The other paradox with suicide is that it is not the person who takes their own life that, necessarily, suffers. We can speculate at the struggle that led them to such a drastic act, and we can learn from those who have threatened suicide, who are dealing with depression or other existential crises, to examine at the rocky terrain that leads up to the final act. At heart, there is a monstrous obsession with one’s own pain, to the exclusion of all others. There may be cries for help, self-harming or talk of losing the will to live, or, indeed, unsuccessful attempts. They should always be taken seriously. For, as much as we may “tut tut” and dismiss such attempts as “attention seeking” or self-inflicted - especially in adolescence - the truth is, in my experience, that someone who is calling out for attention to their pain is demanding that everyone in their family address a similar pain, which is often so frightening that few dare to wade into those shark-infested waters of the unconscious. The person who is acting out becomes the one with the problem, the sick one, the disturbed one, while the rest of the family, with the best will in the world, fail to grasp the nettle for themselves. This is not to attribute blame to families - far from it - this is to point out that in our society we are deeply uncomfortable with allowing the expression of disturbing feelings, and we are loath to acknowledge the relational matrix that connects us like a web. Death, or the threat of it, is sometimes what it takes to call attention to what is wrong in a social system - whether that be a relationship, a family, a community or a society. And what is wrong is usually an imbalance, rather than a matter of culpability; an (all too human) desire not to deal with savagely uncomfortable feelings.

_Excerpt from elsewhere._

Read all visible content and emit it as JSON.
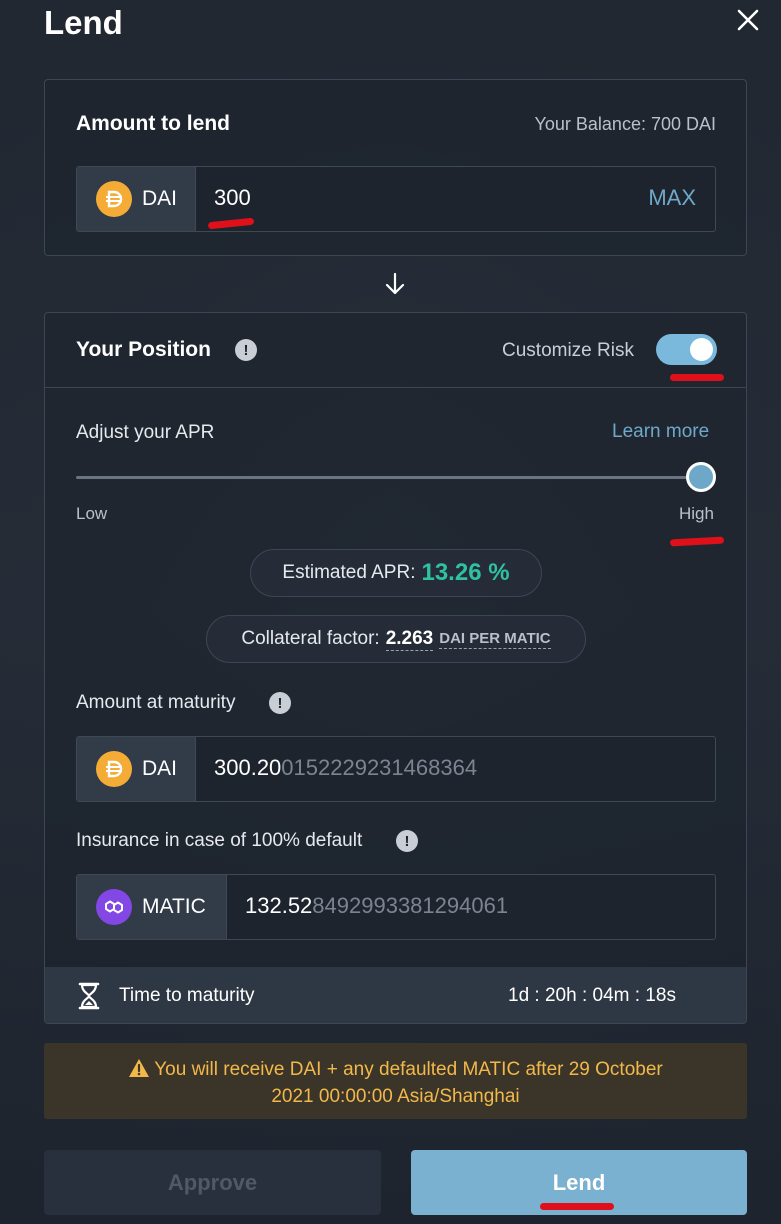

“Why did she do it?” blares the headline in the Evening Herald in front of me, as I write. Her letter may offer a clue, and I understand it to be heart-breaking, but it is but one piece of the jigsaw of evidence. What’s missing is an understanding of the emotional turmoil that led up to the cold, clear decision, the process that led her to conclude that one shocking statement, one lament, would suffice. One of the most unsettling things that her family and friends will have to face is their rage at the choice she has made, how she (through whatever logic she employed) came to such a decision, to disregard the pain she would cause them. I believe it to be one of the most harrowing experiences of life. I hope they manage to find some peace of mind, and forgive themselves - and her.